Monospaced

It’s no secret that I spend time customising my workspace. More recently, that has involved creating my own VS Code theme. Further in the past, it was a bit more hardcore, involving writing code that replaced core parts of the Windows experience. I’ll write some more on that one day soon, I hope: Windows shells saw great creativity in UX for the few years they were tenable (Windows 95 through XP), but sailed under most people’s radar.

For today, we’ll look at a smaller part of that fascination: fonts. Specifically, fonts for coding. I was set to this by Tim Bray’s Monospace and More Mono, a small excursion into ten or so monospaced fonts.

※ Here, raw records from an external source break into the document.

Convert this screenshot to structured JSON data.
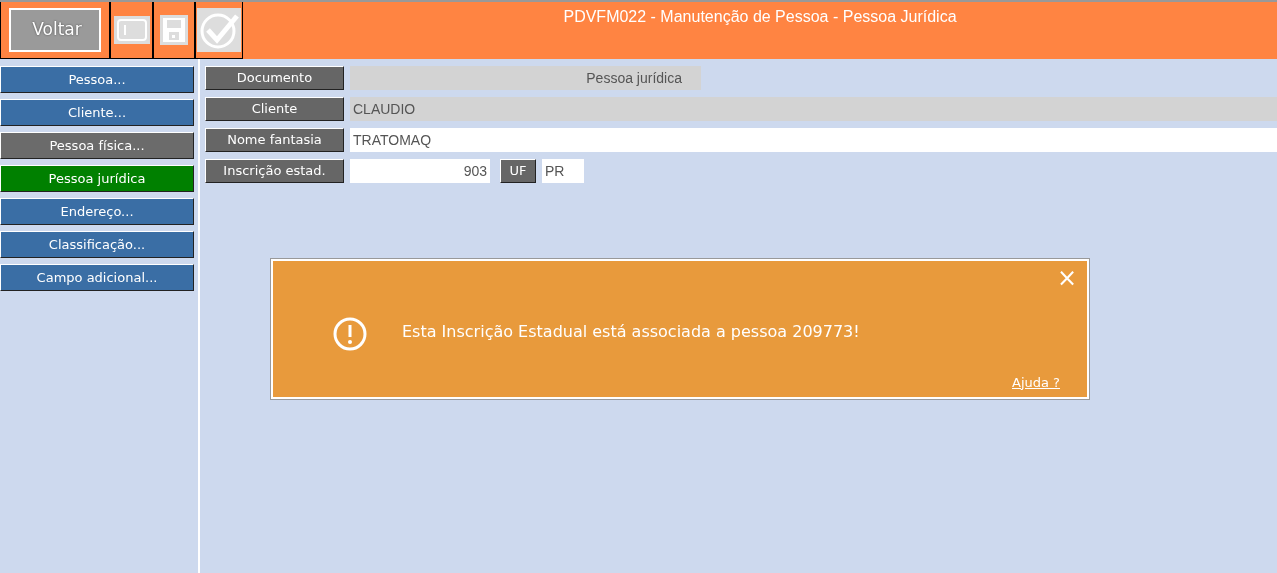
{
  "toolbar": {
    "back_label": "Voltar",
    "title": "PDVFM022 - Manutenção de Pessoa - Pessoa Jurídica"
  },
  "sidebar": {
    "items": [
      {
        "label": "Pessoa...",
        "selected": false,
        "disabled": false
      },
      {
        "label": "Cliente...",
        "selected": false,
        "disabled": false
      },
      {
        "label": "Pessoa física...",
        "selected": false,
        "disabled": true
      },
      {
        "label": "Pessoa jurídica",
        "selected": true,
        "disabled": false
      },
      {
        "label": "Endereço...",
        "selected": false,
        "disabled": false
      },
      {
        "label": "Classificação...",
        "selected": false,
        "disabled": false
      },
      {
        "label": "Campo adicional...",
        "selected": false,
        "disabled": false
      }
    ]
  },
  "form": {
    "documento": {
      "label": "Documento",
      "type": "Pessoa jurídica"
    },
    "cliente": {
      "label": "Cliente",
      "value": "CLAUDIO"
    },
    "nome_fantasia": {
      "label": "Nome fantasia",
      "value": "TRATOMAQ"
    },
    "inscricao": {
      "label": "Inscrição estad.",
      "value": "903",
      "uf_label": "UF",
      "uf_value": "PR"
    }
  },
  "alert": {
    "message": "Esta Inscrição Estadual está associada a pessoa 209773!",
    "close": "×",
    "help_link": "Ajuda ?"
  }
}
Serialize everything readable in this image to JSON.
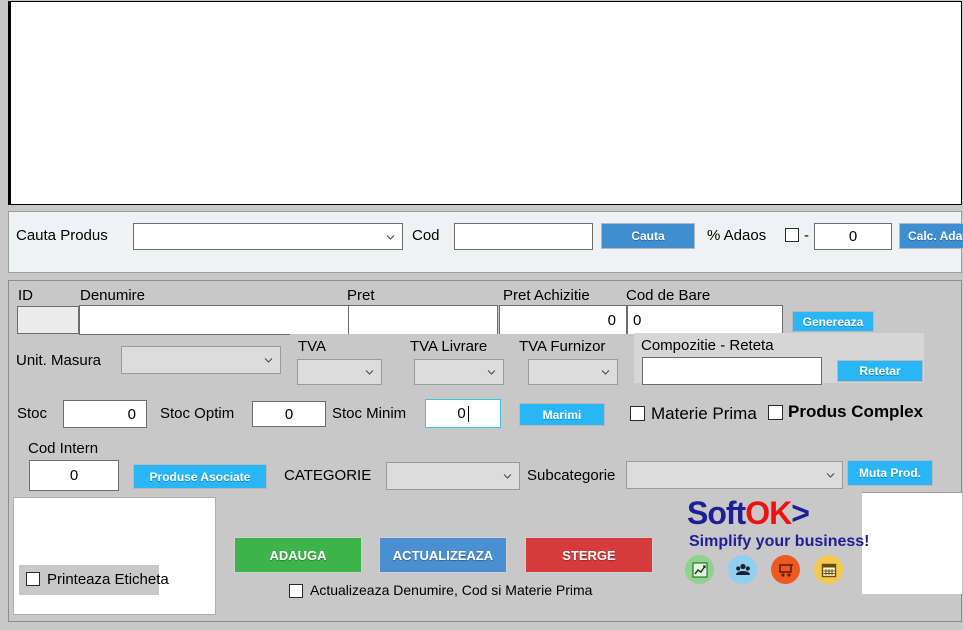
{
  "search_bar": {
    "cauta_produs_label": "Cauta Produs",
    "produs_combo_value": "",
    "cod_label": "Cod",
    "cod_value": "",
    "cauta_button": "Cauta",
    "adaos_label": "% Adaos",
    "adaos_dash": "-",
    "adaos_value": "0",
    "calc_adaos_button": "Calc. Adaos"
  },
  "form": {
    "id_label": "ID",
    "id_value": "",
    "denumire_label": "Denumire",
    "denumire_value": "",
    "pret_label": "Pret",
    "pret_value": "",
    "pret_achizitie_label": "Pret Achizitie",
    "pret_achizitie_value": "0",
    "cod_de_bare_label": "Cod de Bare",
    "cod_de_bare_value": "0",
    "genereaza_button": "Genereaza",
    "unit_masura_label": "Unit. Masura",
    "unit_masura_value": "",
    "tva_label": "TVA",
    "tva_value": "",
    "tva_livrare_label": "TVA Livrare",
    "tva_livrare_value": "",
    "tva_furnizor_label": "TVA Furnizor",
    "tva_furnizor_value": "",
    "compozitie_label": "Compozitie - Reteta",
    "compozitie_value": "",
    "retetar_button": "Retetar",
    "stoc_label": "Stoc",
    "stoc_value": "0",
    "stoc_optim_label": "Stoc Optim",
    "stoc_optim_value": "0",
    "stoc_minim_label": "Stoc Minim",
    "stoc_minim_value": "0",
    "marimi_button": "Marimi",
    "materie_prima_label": "Materie Prima",
    "produs_complex_label": "Produs Complex",
    "cod_intern_label": "Cod Intern",
    "cod_intern_value": "0",
    "produse_asociate_button": "Produse Asociate",
    "categorie_label": "CATEGORIE",
    "categorie_value": "",
    "subcategorie_label": "Subcategorie",
    "subcategorie_value": "",
    "muta_prod_button": "Muta Prod.",
    "printeaza_eticheta_label": "Printeaza Eticheta",
    "adauga_button": "ADAUGA",
    "actualizeaza_button": "ACTUALIZEAZA",
    "sterge_button": "STERGE",
    "actualizeaza_check_label": "Actualizeaza Denumire, Cod si Materie Prima"
  },
  "logo": {
    "word_soft": "Soft",
    "word_ok": "OK",
    "word_gt": ">",
    "tagline": "Simplify your business!"
  },
  "colors": {
    "accent_blue": "#3e8ed0",
    "cyan_button": "#29b6f6",
    "green_button": "#3cb44a",
    "blue_button": "#4a8fd0",
    "red_button": "#d63b3b",
    "logo_navy": "#1e1e96",
    "logo_red": "#ee1111",
    "panel_gray": "#c8c8c8",
    "focus_cyan": "#41c5d6"
  }
}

I can’t resist an excursion into ten or so monospaced fonts.

First, my existing favourites of the bunch.

Menlo: I used Menlo for several years after picking it up in 2009, when it was released with OS X Snow Leopard. There’s a lot to love in Menlo, although that fi ligature isn’t one of them when programming. Easy to turn ligatures off in your editor though.

Source Code Pro: I think I switched to this in the mid-2010s, and kept it for a couple of years. When I look at it against the font I use today, Fira Code, it looks awfully light.

IBM Plex Mono: Unlike Tim, I really like this typeface. I used it and its sibling IBM Plex Sans from early 2018, when it was released. Although I always felt a bit of an IBM shill for doing so (I’ve worked at IBM for about eight years). I still use Plex Sans in various places.

Fira Code: I switched to Fira Code last year sometime, attracted by trying out the ligature support in VS Code. I like it a whole bunch.

And as for new fonts? I’m trying out JetBrains Mono, which I’d not heard of before. I have to agree with Tim that it just gets out the way. I don’t know that it’s love on first sight, but it’s a nice font for writing Markdown in at the very least.

Looking at them next to each other, JetBrains Mono is very similar in character to Fira Code. There’s a lot of Menlo in each too. One thing that attracts me is the slightly more compact horizontal measurements. JetBrains Mono fits more characters into less horizontal space. That’s useful when working on the 13" MacBook screen I have. Squeezing an extra character or so in makes viewing code side-by-side that bit easier.

I’m not sure whether I’ll stick with JetBrains Mono or revert back to Fira Code. Without the catalyst of the article I doubt I’d have changed from Fira Code for a long time. So we’ll see. But it’s always nice to look at nice monospaced fonts, and a pleasure to spend so much of my life using them.